Gawker votes to unionize, a first in digital media
Gawker Media founder and president Nick Denton now oversees the first unionized digital media company, and bucking the trend of many other company executives, he's just fine with it.
"Congratulations to you on a well-run campaign. And to the Gawker writers for a free discussion in our proudest tradition," Denton tweeted Thursday after the Writers Guild of America, East, AFL-CIO (WGAE), announced Gawker's editorial staff endorsed collective bargaining by a 3-to-1 margin.
Gawker's move to unionize "reflects concern that a lot of people in media have about the quality of jobs," Stephanie Luce, a professor of sociology and labor studies at City University of New York. The publisher of websites including Gawker, Jazebel, Deadspin, Gizmodo and Lifehacker has an editorial staff of 118 people, 107 of whom cast ballots, with 80 voting for and 27 voting against unionizing.
Working conditions at Gawker are generally good, but real issues such as salary minimums and severance pay were still at play, said Hamilton Nolan, a senior editor at Gawker and driving force behind the move to unionize.
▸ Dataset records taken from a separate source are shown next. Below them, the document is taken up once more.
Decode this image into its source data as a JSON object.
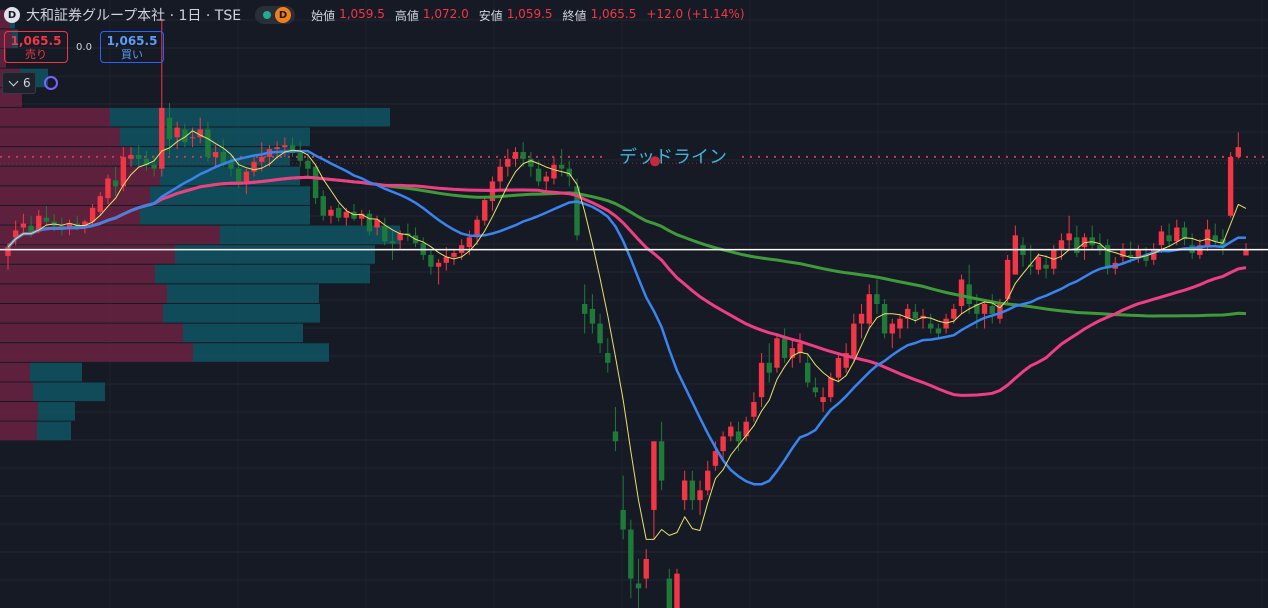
{
  "header": {
    "symbol_icon": "D",
    "title": "大和証券グループ本社 · 1日 · TSE",
    "data_badge": "D",
    "ohlc": {
      "open_label": "始値",
      "open": "1,059.5",
      "high_label": "高値",
      "high": "1,072.0",
      "low_label": "安値",
      "low": "1,059.5",
      "close_label": "終値",
      "close": "1,065.5",
      "change": "+12.0 (+1.14%)"
    }
  },
  "trade": {
    "sell_price": "1,065.5",
    "sell_label": "売り",
    "spread": "0.0",
    "buy_price": "1,065.5",
    "buy_label": "買い"
  },
  "indicators": {
    "count": "6",
    "toggle_icon": "chevron-down-icon",
    "sync_icon": "sync-icon"
  },
  "colors": {
    "background": "#161a25",
    "up": "#f23645",
    "down": "#1f7a3a",
    "ma_fast": "#e8e36a",
    "ma_mid": "#3a84f0",
    "ma_slow": "#ee3e84",
    "ma_long": "#3f9a3a",
    "vp_pink": "#6a2342",
    "vp_teal": "#0f5563",
    "price_line": "#ffffff"
  },
  "chart_data": {
    "type": "candlestick",
    "annotation": {
      "text": "デッドライン",
      "price": 1160
    },
    "ylim": [
      700,
      1320
    ],
    "current_price": 1065.5,
    "grid": true,
    "ohlc": [
      [
        1059,
        1072,
        1045,
        1068
      ],
      [
        1078,
        1095,
        1070,
        1085
      ],
      [
        1088,
        1102,
        1080,
        1092
      ],
      [
        1090,
        1100,
        1078,
        1082
      ],
      [
        1084,
        1106,
        1082,
        1100
      ],
      [
        1098,
        1110,
        1090,
        1094
      ],
      [
        1094,
        1102,
        1084,
        1090
      ],
      [
        1090,
        1098,
        1080,
        1086
      ],
      [
        1086,
        1096,
        1080,
        1092
      ],
      [
        1092,
        1100,
        1085,
        1088
      ],
      [
        1088,
        1096,
        1082,
        1094
      ],
      [
        1094,
        1112,
        1090,
        1108
      ],
      [
        1104,
        1124,
        1100,
        1120
      ],
      [
        1118,
        1142,
        1112,
        1138
      ],
      [
        1136,
        1150,
        1120,
        1130
      ],
      [
        1130,
        1170,
        1125,
        1160
      ],
      [
        1158,
        1170,
        1150,
        1162
      ],
      [
        1162,
        1172,
        1150,
        1158
      ],
      [
        1158,
        1166,
        1146,
        1152
      ],
      [
        1152,
        1162,
        1140,
        1148
      ],
      [
        1148,
        1300,
        1140,
        1210
      ],
      [
        1200,
        1215,
        1162,
        1178
      ],
      [
        1180,
        1196,
        1168,
        1190
      ],
      [
        1188,
        1194,
        1170,
        1175
      ],
      [
        1180,
        1190,
        1170,
        1180
      ],
      [
        1180,
        1200,
        1174,
        1188
      ],
      [
        1188,
        1196,
        1155,
        1160
      ],
      [
        1160,
        1172,
        1148,
        1165
      ],
      [
        1165,
        1178,
        1150,
        1152
      ],
      [
        1155,
        1162,
        1140,
        1148
      ],
      [
        1148,
        1158,
        1128,
        1135
      ],
      [
        1135,
        1148,
        1122,
        1145
      ],
      [
        1145,
        1162,
        1140,
        1155
      ],
      [
        1155,
        1175,
        1145,
        1160
      ],
      [
        1160,
        1172,
        1150,
        1168
      ],
      [
        1168,
        1176,
        1158,
        1170
      ],
      [
        1170,
        1180,
        1160,
        1172
      ],
      [
        1172,
        1180,
        1160,
        1164
      ],
      [
        1164,
        1176,
        1150,
        1156
      ],
      [
        1156,
        1164,
        1140,
        1148
      ],
      [
        1150,
        1152,
        1112,
        1118
      ],
      [
        1120,
        1126,
        1095,
        1100
      ],
      [
        1100,
        1110,
        1092,
        1106
      ],
      [
        1108,
        1112,
        1094,
        1098
      ],
      [
        1098,
        1108,
        1090,
        1104
      ],
      [
        1104,
        1112,
        1095,
        1097
      ],
      [
        1097,
        1106,
        1090,
        1102
      ],
      [
        1102,
        1106,
        1080,
        1084
      ],
      [
        1088,
        1100,
        1080,
        1096
      ],
      [
        1090,
        1098,
        1070,
        1074
      ],
      [
        1074,
        1084,
        1055,
        1072
      ],
      [
        1075,
        1085,
        1065,
        1082
      ],
      [
        1082,
        1092,
        1074,
        1080
      ],
      [
        1080,
        1088,
        1068,
        1072
      ],
      [
        1072,
        1078,
        1055,
        1060
      ],
      [
        1060,
        1065,
        1040,
        1048
      ],
      [
        1048,
        1056,
        1030,
        1052
      ],
      [
        1052,
        1068,
        1044,
        1058
      ],
      [
        1058,
        1066,
        1050,
        1062
      ],
      [
        1062,
        1076,
        1055,
        1070
      ],
      [
        1068,
        1085,
        1060,
        1078
      ],
      [
        1078,
        1100,
        1070,
        1096
      ],
      [
        1095,
        1120,
        1090,
        1116
      ],
      [
        1115,
        1140,
        1105,
        1135
      ],
      [
        1135,
        1158,
        1125,
        1150
      ],
      [
        1150,
        1168,
        1140,
        1158
      ],
      [
        1158,
        1170,
        1150,
        1165
      ],
      [
        1165,
        1175,
        1150,
        1158
      ],
      [
        1158,
        1165,
        1140,
        1150
      ],
      [
        1148,
        1156,
        1130,
        1135
      ],
      [
        1135,
        1145,
        1122,
        1140
      ],
      [
        1138,
        1160,
        1132,
        1152
      ],
      [
        1152,
        1168,
        1140,
        1148
      ],
      [
        1148,
        1156,
        1130,
        1140
      ],
      [
        1130,
        1138,
        1075,
        1080
      ],
      [
        1010,
        1030,
        980,
        1000
      ],
      [
        1005,
        1020,
        980,
        990
      ],
      [
        990,
        1000,
        960,
        970
      ],
      [
        960,
        975,
        940,
        950
      ],
      [
        880,
        905,
        860,
        870
      ],
      [
        800,
        835,
        770,
        780
      ],
      [
        780,
        790,
        710,
        730
      ],
      [
        725,
        750,
        700,
        720
      ],
      [
        730,
        760,
        720,
        750
      ],
      [
        800,
        850,
        770,
        870
      ],
      [
        870,
        890,
        820,
        830
      ],
      [
        730,
        740,
        695,
        700
      ],
      [
        700,
        740,
        690,
        735
      ],
      [
        810,
        840,
        800,
        830
      ],
      [
        830,
        840,
        800,
        810
      ],
      [
        810,
        830,
        795,
        820
      ],
      [
        820,
        850,
        815,
        840
      ],
      [
        845,
        870,
        840,
        860
      ],
      [
        860,
        880,
        850,
        875
      ],
      [
        875,
        890,
        870,
        885
      ],
      [
        880,
        890,
        860,
        870
      ],
      [
        875,
        895,
        870,
        890
      ],
      [
        895,
        920,
        890,
        910
      ],
      [
        915,
        960,
        905,
        950
      ],
      [
        950,
        970,
        930,
        940
      ],
      [
        945,
        980,
        940,
        975
      ],
      [
        975,
        985,
        950,
        955
      ],
      [
        955,
        975,
        945,
        965
      ],
      [
        960,
        980,
        950,
        970
      ],
      [
        950,
        960,
        925,
        930
      ],
      [
        925,
        935,
        915,
        920
      ],
      [
        910,
        925,
        900,
        915
      ],
      [
        915,
        940,
        910,
        935
      ],
      [
        935,
        960,
        930,
        955
      ],
      [
        945,
        970,
        940,
        960
      ],
      [
        955,
        1000,
        950,
        990
      ],
      [
        990,
        1010,
        975,
        1000
      ],
      [
        990,
        1030,
        985,
        1020
      ],
      [
        1020,
        1035,
        1000,
        1010
      ],
      [
        1010,
        1015,
        975,
        980
      ],
      [
        980,
        995,
        965,
        990
      ],
      [
        985,
        1000,
        975,
        995
      ],
      [
        995,
        1010,
        985,
        1005
      ],
      [
        1002,
        1010,
        990,
        995
      ],
      [
        995,
        1005,
        985,
        998
      ],
      [
        990,
        1000,
        980,
        985
      ],
      [
        985,
        990,
        975,
        980
      ],
      [
        985,
        1000,
        980,
        995
      ],
      [
        995,
        1010,
        990,
        1005
      ],
      [
        1008,
        1040,
        1000,
        1035
      ],
      [
        1030,
        1050,
        1000,
        1010
      ],
      [
        1010,
        1020,
        985,
        1000
      ],
      [
        1000,
        1015,
        985,
        1010
      ],
      [
        1008,
        1020,
        990,
        1000
      ],
      [
        995,
        1015,
        990,
        1010
      ],
      [
        1015,
        1060,
        1010,
        1055
      ],
      [
        1040,
        1090,
        1040,
        1080
      ],
      [
        1070,
        1078,
        1048,
        1060
      ],
      [
        1050,
        1070,
        1040,
        1048
      ],
      [
        1045,
        1062,
        1040,
        1058
      ],
      [
        1050,
        1060,
        1036,
        1046
      ],
      [
        1046,
        1070,
        1040,
        1066
      ],
      [
        1066,
        1082,
        1055,
        1075
      ],
      [
        1075,
        1100,
        1065,
        1082
      ],
      [
        1078,
        1090,
        1058,
        1062
      ],
      [
        1068,
        1082,
        1055,
        1078
      ],
      [
        1078,
        1090,
        1066,
        1070
      ],
      [
        1070,
        1082,
        1060,
        1066
      ],
      [
        1070,
        1076,
        1040,
        1046
      ],
      [
        1046,
        1058,
        1040,
        1052
      ],
      [
        1058,
        1072,
        1050,
        1065
      ],
      [
        1060,
        1074,
        1052,
        1058
      ],
      [
        1058,
        1070,
        1052,
        1066
      ],
      [
        1060,
        1068,
        1048,
        1054
      ],
      [
        1055,
        1072,
        1050,
        1066
      ],
      [
        1070,
        1090,
        1062,
        1084
      ],
      [
        1080,
        1092,
        1068,
        1074
      ],
      [
        1074,
        1096,
        1070,
        1088
      ],
      [
        1088,
        1094,
        1070,
        1076
      ],
      [
        1070,
        1082,
        1056,
        1062
      ],
      [
        1060,
        1076,
        1056,
        1070
      ],
      [
        1068,
        1096,
        1064,
        1086
      ],
      [
        1080,
        1092,
        1070,
        1074
      ],
      [
        1076,
        1086,
        1060,
        1068
      ],
      [
        1100,
        1165,
        1098,
        1160
      ],
      [
        1160,
        1185,
        1158,
        1170
      ],
      [
        1059.5,
        1072,
        1059.5,
        1065.5
      ]
    ],
    "volume_profile": [
      [
        1300,
        10,
        5
      ],
      [
        1280,
        12,
        6
      ],
      [
        1260,
        6,
        0
      ],
      [
        1240,
        20,
        28
      ],
      [
        1220,
        22,
        0
      ],
      [
        1200,
        110,
        280
      ],
      [
        1180,
        120,
        190
      ],
      [
        1160,
        130,
        160
      ],
      [
        1140,
        160,
        140
      ],
      [
        1120,
        150,
        160
      ],
      [
        1100,
        140,
        170
      ],
      [
        1080,
        220,
        180
      ],
      [
        1060,
        175,
        200
      ],
      [
        1040,
        155,
        215
      ],
      [
        1020,
        167,
        152
      ],
      [
        1000,
        163,
        157
      ],
      [
        980,
        183,
        120
      ],
      [
        960,
        193,
        136
      ],
      [
        940,
        30,
        52
      ],
      [
        920,
        33,
        72
      ],
      [
        900,
        38,
        37
      ],
      [
        880,
        37,
        34
      ],
      [
        860,
        0,
        0
      ]
    ],
    "ma_fast_period": 5,
    "ma_mid_period": 20,
    "ma_slow_period": 50,
    "ma_long_period": 100
  }
}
The vote has the media company bucking another trend: declining union membership, which hit a peak of 26.9 percent of the American workforce in 1953 and currently stands at 11.1 percent, according to the Bureau of Labor Statistics.
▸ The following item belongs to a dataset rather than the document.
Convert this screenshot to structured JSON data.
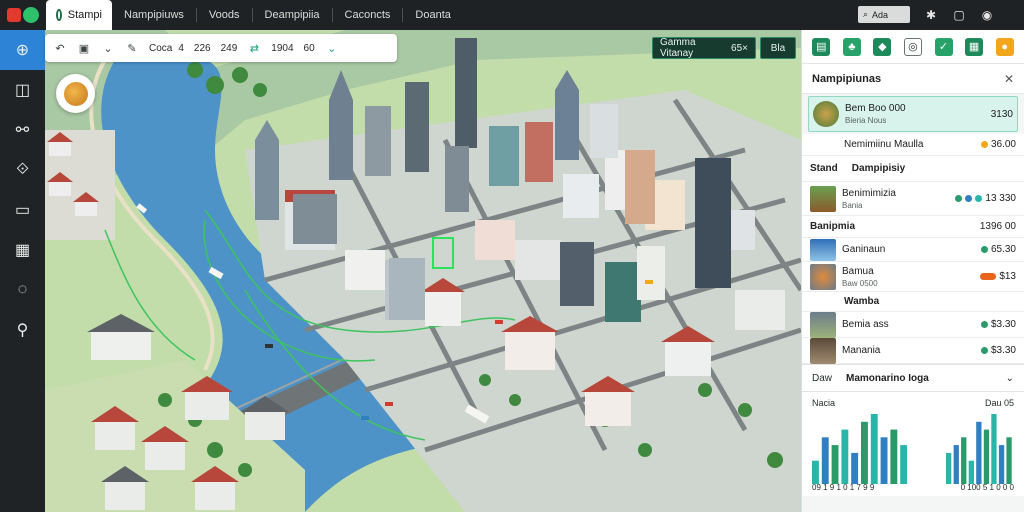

Gawker's move to unionize is also remarkable in that "the employer didn't oppose the unionization drive," Luce said. "A lot of the research we have in the field shows employer interference is a big impact."
Employers frequently engage in illegal activity to counter efforts to unionize, such as firing workers for organizing, said Luce, citing research that suggest companies break labor laws in as much as seven out of 10 attempts by workers to organize. "The laws are increasingly violated with little penalty. Workers say they want representation on the job, yet they do not feel empowered" to form a collective-bargaining unit.
"It's the first truly digital media company to organize," Lowell Peterson, executive director of the WGAE said. "Nick and his workforce have figured out a way to have a viable business strategy."
Nolan is hopeful other online entities follow in Gawker's footsteps: "Huffington Post, Vice, VOX, all these big media companies are valuable properties. The online media space is not people working in the basement anymore."
"As Gawker's writers have demonstrated, organizing in digital media is a real option," Peterson stated. "We are eager to negotiate a fair contract."
As cities including Los Angeles move to raise the minimum wage, Luce and Nolan say the labor movement could help address the nation's widening income inequality. "You can look at a chart of union membership and economic inequality in America, and they are highly correlated," Nolan said.
"A lot of evidence shows unions have had a enormous positive impact on stabilizing the economy," said Luce. "Even if you raise wages through laws, if you have union enforcement, it's much stronger. Workers are not afraid to complain, they know their rights."
In March, the International Monetary Fund released an analysis that found the decline in unionization not only reduced wages for moderate- and lower-income workers, but also "fed the rise in incomes at the top."